Rethink Your Whitetail Setups

Rethink Your Whitetail Setups

If your treestand time has you staring at empty fields, you might want to dive into the cover

I don’t know how often I talk to bowhunters who only set one or two stands for the entire season, but it’s pretty frequent. I do realize that not everyone can afford 20 setups, has to time to get that many up, or has the acreage on which to do so. But even on small properties with a limited budget, most of us could have at least a few different ambush sites ready to go.

The thing about the hunters with limited sets is that it’s easy to rely on those stands the majority of the time we spend in the woods. This is a gun hunter’s strategy, and it’s nothing more than a cross-your-fingers-and-pray tactic for bowhunters.

Most of us, especially in October, would do much better to move a few of our stands or hang some new sets. Here’s why.

Dead Programs

Field edges are great, until they aren’t. Just like most grouse hunters walk easy trails, most bowhunters want to sit on the food sources that are easy to get to and will provide a wide open view. The problem, of course, is that eventually the deer get wise to the most likely spots where they’ll encounter hunters and they avoid them during daylight hours. If you don’t believe that, head out to a chunk of public ground that gets a fair amount of hunting pressure and sit a field edge in it. I’ll bet you’re not blown away by the deer activity.

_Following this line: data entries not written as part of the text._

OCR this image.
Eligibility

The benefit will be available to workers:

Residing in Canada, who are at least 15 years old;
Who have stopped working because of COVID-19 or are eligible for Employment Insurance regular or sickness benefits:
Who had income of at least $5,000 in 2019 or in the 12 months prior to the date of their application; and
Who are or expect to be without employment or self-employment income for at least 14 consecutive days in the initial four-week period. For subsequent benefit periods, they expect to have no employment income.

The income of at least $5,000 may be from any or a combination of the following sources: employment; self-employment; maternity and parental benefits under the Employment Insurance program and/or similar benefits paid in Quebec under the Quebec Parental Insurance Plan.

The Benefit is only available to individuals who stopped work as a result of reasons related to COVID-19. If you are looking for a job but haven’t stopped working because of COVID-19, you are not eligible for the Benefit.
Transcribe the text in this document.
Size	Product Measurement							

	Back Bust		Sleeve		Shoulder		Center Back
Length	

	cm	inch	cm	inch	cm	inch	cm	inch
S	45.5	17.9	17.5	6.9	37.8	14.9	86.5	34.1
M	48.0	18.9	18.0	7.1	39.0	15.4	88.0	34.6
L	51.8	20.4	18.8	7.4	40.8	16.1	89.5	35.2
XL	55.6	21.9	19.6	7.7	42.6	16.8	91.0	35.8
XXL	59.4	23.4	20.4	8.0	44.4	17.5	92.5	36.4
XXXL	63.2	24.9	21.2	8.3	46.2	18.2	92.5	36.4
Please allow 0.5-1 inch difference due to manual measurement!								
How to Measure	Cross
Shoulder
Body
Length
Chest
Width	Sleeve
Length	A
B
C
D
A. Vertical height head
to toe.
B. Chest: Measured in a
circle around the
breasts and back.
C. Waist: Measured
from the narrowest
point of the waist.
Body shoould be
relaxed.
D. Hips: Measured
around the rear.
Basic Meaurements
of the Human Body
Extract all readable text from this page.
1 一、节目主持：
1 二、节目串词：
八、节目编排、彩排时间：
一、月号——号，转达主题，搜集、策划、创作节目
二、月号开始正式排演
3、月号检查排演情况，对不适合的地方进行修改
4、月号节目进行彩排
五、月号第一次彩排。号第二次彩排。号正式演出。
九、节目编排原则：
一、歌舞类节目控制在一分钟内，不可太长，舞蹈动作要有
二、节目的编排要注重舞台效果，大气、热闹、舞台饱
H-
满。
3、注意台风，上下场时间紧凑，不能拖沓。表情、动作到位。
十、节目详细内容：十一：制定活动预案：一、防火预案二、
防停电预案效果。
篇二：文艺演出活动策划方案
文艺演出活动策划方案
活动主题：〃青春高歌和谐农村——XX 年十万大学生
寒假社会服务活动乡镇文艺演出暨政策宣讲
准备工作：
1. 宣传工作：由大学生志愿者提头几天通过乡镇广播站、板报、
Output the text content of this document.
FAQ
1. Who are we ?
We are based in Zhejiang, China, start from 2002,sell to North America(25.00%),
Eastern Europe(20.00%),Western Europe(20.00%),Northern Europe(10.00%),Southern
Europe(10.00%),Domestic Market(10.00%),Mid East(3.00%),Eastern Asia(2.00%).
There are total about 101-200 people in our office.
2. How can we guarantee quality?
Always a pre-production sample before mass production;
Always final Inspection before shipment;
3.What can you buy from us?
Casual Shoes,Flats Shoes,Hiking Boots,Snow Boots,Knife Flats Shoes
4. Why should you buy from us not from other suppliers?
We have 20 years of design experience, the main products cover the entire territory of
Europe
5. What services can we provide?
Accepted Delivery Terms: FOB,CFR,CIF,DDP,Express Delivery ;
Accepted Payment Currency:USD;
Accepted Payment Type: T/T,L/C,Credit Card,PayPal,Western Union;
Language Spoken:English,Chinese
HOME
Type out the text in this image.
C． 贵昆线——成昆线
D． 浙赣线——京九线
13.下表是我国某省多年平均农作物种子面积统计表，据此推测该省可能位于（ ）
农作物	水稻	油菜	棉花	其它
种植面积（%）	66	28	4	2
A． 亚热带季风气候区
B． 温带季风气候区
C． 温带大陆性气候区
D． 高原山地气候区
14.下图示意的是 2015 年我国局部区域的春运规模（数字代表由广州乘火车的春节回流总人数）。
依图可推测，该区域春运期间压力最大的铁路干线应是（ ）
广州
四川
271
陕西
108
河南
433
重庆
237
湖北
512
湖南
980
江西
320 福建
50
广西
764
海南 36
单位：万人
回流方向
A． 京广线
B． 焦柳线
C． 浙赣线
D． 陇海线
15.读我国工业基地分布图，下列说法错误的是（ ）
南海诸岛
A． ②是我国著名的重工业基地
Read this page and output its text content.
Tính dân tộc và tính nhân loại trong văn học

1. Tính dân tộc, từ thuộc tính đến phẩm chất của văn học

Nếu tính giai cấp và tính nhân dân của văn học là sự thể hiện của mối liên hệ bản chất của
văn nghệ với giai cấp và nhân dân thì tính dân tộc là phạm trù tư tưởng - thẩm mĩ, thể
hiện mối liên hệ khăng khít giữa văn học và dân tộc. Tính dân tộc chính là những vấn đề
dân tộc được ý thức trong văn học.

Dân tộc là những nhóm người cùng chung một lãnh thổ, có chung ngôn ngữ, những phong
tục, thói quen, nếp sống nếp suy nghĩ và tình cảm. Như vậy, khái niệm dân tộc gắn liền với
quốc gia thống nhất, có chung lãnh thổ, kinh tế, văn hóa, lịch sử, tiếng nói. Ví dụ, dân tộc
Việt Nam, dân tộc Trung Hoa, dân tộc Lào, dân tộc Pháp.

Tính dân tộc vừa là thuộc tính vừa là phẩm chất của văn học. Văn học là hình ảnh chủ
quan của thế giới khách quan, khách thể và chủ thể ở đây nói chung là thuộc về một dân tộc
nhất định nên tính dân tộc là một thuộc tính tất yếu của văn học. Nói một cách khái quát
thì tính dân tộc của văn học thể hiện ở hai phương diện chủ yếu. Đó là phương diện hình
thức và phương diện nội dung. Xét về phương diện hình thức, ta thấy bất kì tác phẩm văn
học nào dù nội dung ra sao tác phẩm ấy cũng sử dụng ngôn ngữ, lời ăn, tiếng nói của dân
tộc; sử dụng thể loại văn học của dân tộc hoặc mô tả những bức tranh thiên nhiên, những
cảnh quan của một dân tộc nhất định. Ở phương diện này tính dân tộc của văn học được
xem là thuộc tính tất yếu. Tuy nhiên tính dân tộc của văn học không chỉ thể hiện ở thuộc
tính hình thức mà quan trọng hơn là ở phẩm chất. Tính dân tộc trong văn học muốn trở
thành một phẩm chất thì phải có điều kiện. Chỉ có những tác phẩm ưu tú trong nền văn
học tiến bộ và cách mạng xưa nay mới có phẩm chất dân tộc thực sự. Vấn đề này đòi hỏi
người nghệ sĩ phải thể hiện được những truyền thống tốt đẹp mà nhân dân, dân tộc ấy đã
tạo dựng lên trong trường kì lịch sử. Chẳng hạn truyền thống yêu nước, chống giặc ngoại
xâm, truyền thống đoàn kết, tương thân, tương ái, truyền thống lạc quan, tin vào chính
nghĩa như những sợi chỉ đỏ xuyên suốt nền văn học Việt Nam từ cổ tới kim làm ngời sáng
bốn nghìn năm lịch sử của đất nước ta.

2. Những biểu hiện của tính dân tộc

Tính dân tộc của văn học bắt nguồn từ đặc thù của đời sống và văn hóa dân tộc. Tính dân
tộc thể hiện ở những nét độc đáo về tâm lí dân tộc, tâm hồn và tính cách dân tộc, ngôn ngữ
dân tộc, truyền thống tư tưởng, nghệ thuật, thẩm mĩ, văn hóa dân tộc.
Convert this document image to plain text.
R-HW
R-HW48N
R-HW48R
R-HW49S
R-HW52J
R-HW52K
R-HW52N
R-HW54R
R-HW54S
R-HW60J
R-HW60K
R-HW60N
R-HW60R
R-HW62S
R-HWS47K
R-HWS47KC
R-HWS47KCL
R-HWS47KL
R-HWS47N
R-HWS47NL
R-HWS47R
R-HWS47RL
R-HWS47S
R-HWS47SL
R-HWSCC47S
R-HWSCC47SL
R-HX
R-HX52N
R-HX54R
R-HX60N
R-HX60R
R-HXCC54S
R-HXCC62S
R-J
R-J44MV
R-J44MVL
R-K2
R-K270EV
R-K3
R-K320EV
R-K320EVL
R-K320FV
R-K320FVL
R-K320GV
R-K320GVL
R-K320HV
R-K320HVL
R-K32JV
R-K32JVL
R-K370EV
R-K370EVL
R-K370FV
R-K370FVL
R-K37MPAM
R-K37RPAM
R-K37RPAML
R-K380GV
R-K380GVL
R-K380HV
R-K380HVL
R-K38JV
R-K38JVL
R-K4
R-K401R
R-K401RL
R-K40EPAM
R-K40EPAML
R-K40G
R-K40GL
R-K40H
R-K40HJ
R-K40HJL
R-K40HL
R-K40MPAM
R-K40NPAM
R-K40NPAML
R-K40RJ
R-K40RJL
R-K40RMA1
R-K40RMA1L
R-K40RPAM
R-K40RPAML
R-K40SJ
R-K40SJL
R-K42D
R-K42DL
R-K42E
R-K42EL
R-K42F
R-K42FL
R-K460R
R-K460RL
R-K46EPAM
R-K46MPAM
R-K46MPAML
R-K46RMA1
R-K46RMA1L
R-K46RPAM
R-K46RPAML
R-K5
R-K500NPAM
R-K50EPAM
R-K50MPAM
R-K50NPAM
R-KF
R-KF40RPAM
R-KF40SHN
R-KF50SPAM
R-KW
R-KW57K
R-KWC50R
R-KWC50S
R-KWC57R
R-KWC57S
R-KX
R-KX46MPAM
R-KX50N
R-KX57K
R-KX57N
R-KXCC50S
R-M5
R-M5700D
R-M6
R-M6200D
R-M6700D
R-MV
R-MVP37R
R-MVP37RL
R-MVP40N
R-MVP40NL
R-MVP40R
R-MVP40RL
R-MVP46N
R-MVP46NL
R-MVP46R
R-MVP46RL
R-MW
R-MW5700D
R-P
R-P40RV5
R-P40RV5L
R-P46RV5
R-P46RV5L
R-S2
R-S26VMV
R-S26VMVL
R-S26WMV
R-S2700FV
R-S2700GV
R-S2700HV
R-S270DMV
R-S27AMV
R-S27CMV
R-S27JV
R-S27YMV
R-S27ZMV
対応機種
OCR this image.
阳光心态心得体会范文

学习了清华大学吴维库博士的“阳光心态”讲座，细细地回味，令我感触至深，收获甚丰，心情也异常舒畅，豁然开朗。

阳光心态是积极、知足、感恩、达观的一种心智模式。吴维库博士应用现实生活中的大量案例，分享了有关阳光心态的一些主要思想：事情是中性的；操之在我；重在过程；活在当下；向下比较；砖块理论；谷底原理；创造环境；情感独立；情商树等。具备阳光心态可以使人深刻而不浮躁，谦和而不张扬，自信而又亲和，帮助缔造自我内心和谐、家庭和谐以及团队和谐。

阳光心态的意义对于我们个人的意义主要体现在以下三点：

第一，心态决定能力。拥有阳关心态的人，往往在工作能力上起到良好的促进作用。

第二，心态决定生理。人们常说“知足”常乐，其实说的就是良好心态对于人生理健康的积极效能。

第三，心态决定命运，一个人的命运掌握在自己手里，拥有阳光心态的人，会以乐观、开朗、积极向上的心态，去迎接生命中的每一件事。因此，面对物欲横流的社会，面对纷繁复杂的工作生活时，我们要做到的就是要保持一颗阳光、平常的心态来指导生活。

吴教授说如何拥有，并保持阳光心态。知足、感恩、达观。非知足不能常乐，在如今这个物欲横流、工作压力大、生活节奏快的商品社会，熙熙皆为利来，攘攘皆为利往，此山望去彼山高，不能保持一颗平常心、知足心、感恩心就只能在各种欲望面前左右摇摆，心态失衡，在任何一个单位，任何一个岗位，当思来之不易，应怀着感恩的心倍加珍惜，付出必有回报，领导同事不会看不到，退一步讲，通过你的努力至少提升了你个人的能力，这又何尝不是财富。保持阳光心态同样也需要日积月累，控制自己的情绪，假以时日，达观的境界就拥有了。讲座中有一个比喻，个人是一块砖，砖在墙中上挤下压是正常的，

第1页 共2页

This dedication to a dead program comes from a few different places for many of us. Some of it is just pure laziness. Some of it is a lack of insight on where to go to find the deer. And some of it is the reality that when the rut starts to ramp up, those dead field edge stands might come alive again. That’s the best-case scenario, and it involves sand-bagging October, which can be a much better month for deer hunting than we like to give it credit for.

Commit Without Committing

When my field-edge gimme stands go quiet, I start to look for current deer activity in two different ways. The first is scouting, but I’m always cautious of blindly walking through the woods during the season to find the freshest sign. I’ll do it, if necessary, but much prefer to take a more calculated approach.

“Treestand
Relying on a couple of stand sites for an entire season is a bad idea. Resign yourself to giving up on dead spots to locate and hunt new areas, even if that means sitting stands in the thick stuff (which it usually will).

The first step is to backtrack off the food sources that are no longer producing sightings. If the deer are still filling their bellies there at night, there is a staging area somewhere that should treat you well.

If the sign has dwindled, it means the deer are probably off to other buffets. This necessitates a new approach, which will involve hunting and observation. I do this all the time on public land, and it might take me a few nights of watching and several stand sites to move right on top of the deer, but that’s okay. It takes time to figure out what is going on in the woods.

The best bet is to make a few hunches on where the deer probably are and then slip in for a hang-and-hunt. You’ll be able to watch what’s going on in the cover and react accordingly to your sightings. You might, also, arrow a buck if your hunch is correct.

If that seems like too much work or you don’t have the stands to make it happen, don’t fret. You can observe plenty from a natural ground blind in the right spot as well. I do this some in the deciduous forests of my home state of Minnesota but find it much easier when I head to more open ground. This might be in a farther western state, or it just might be in Iowa or Missouri where picked crop fields and limited cover give me the chance to glass plenty of acreage while hunting.

Tight Confines

This observation strategy will help put you in the right spot, but the reality is you’ve also got to accept a new kind of ambush site – the tight-quarters stand or blind. The best deer spots, at least where pressured whitetails are concerned, aren’t in the wide open spaces. They are tucked into the cover where you won’t get to watch a buck walk in for 300 yards.

You’ll instead have limited views and limited shooting opportunities, but you’ll be where the bucks are comfortable and that matters. This is also the kind of spot where you’ll hear a buck ghosting through, or catch a glimpse of him, and you’ll be able to call him in with a few contact grunts or maybe a snort-wheeze. When a buck is where he feels secure, he is usually responsive to the right calling.

You just need to find where that spot is and get in to hunt him. It’s not easy and I can promise you it won’t be a field-edge deal, but with the right amount of work and instinct, you can put yourself on a deer after your easy setups have gone cold.